The Janata Morcha (lit. 'People's Front') was a coalition of Indian political parties formed in 1974 to oppose the government of Indian Prime Minister Indira Gandhi and her Congress (R) party. The coalition was an integral part of the popular movement against the Emergency rule of Indira Gandhi and the direct predecessor of the Janata Party, which defeated the Congress (R) in the 1977 Indian general election to form the first non-Congress government in independent India. It was formed by Jayaprakash Narayan and Morarji Desai, chief of the main opposition Congress (O) party.

== History ==
For the 1971 Indian general election, the Congress (O), Samyukta Socialist Party and the Bharatiya Jana Sangh had formed a coalition called the "Grand Alliance" to oppose Indira Gandhi and the Congress (R), but failed to have an impact; Indira's Congress (R) won a large majority in the 1971 elections and her popularity increased significantly after India's victory in the war of 1971 against Pakistan. However, Gandhi's subsequent inability to address serious issues such as unemployment, poverty, inflation and shortages eroded her popularity.

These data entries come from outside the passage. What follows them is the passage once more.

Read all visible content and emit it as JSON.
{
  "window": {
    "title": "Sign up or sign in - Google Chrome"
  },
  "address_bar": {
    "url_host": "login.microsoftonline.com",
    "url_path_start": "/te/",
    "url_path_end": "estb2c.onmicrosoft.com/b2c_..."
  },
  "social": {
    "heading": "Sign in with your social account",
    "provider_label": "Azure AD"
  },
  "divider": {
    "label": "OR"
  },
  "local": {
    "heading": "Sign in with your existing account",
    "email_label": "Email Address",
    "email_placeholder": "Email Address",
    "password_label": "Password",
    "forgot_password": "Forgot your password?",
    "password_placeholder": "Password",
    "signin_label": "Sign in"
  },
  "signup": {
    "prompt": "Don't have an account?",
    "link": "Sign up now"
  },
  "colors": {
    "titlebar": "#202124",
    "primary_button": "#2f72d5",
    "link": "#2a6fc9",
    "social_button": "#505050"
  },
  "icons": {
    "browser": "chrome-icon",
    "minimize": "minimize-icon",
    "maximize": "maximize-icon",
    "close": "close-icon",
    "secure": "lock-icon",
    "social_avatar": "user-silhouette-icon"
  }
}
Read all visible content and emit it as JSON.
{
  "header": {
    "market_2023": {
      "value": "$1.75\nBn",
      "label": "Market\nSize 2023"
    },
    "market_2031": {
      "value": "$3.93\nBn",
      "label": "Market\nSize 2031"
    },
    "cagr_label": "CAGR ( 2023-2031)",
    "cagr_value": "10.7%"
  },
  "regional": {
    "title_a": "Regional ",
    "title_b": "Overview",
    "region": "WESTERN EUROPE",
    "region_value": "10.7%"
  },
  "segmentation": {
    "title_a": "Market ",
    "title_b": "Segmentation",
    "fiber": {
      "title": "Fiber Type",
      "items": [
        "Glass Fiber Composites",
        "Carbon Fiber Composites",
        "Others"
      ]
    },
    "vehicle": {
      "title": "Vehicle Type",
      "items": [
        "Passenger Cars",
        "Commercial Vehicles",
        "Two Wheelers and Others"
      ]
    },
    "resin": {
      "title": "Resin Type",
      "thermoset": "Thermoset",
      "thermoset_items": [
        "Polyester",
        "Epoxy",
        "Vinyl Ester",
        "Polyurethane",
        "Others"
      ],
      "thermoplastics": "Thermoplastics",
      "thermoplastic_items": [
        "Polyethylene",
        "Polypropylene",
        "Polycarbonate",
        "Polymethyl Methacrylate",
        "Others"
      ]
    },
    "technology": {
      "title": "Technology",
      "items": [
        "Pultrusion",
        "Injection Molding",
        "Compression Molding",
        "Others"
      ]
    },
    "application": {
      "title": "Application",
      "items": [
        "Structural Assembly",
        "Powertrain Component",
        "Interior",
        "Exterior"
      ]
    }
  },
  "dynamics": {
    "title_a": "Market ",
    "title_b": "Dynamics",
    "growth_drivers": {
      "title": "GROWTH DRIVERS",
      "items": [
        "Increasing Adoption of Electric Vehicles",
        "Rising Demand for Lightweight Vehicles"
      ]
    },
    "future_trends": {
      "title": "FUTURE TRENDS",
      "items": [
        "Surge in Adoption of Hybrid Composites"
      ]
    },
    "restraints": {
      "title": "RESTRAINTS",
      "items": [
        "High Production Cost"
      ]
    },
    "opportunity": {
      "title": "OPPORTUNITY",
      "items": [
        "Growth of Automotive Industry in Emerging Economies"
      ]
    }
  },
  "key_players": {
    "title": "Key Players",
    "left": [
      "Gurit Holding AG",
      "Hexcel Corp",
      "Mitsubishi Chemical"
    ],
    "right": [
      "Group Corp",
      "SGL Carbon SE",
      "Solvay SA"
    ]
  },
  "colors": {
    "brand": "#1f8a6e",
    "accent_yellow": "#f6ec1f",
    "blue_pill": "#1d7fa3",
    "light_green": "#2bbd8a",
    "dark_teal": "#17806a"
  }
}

==Formation and election victory==
The Janata Morcha was formed by Jayaprakash Narayan and Morarji Desai as an alliance of political parties opposed to the Congress (R) and Indira Gandhi. The constituents included the Congress (O), Bharatiya Jana Sangh, Samyukta Socialist Party and the BLD. The Janata Morcha won a surprising victory in the elections held for the Vidhan Sabha (Legislative Assembly) of the Indian state of Gujarat on 11 June 1975. The next day, the Allahabad High Court judged Indira Gandhi guilty of electoral malpractices, invalidated her 1971 election victory and barred her from elective office for six years. This led Indira to impose a state of emergency on 26 June 1975. Indira's government used the state of emergency to clamp down on opposition and dissolved the newly elected assembly, preventing the Morcha from forming the government and taking power.

==Janata Party==
 During the emergency, the leaders and activists of the Janata Morcha were imprisoned. After the 1977 elections were called, the constituents of the Janata Morcha formally launched the Janata Party on 18 January 1977, determined to forge a united front of all opposition political parties. The Janata party replicated the success of the Morcha in Gujarat by winning the 1977 elections and forming the first non-Congress government of India.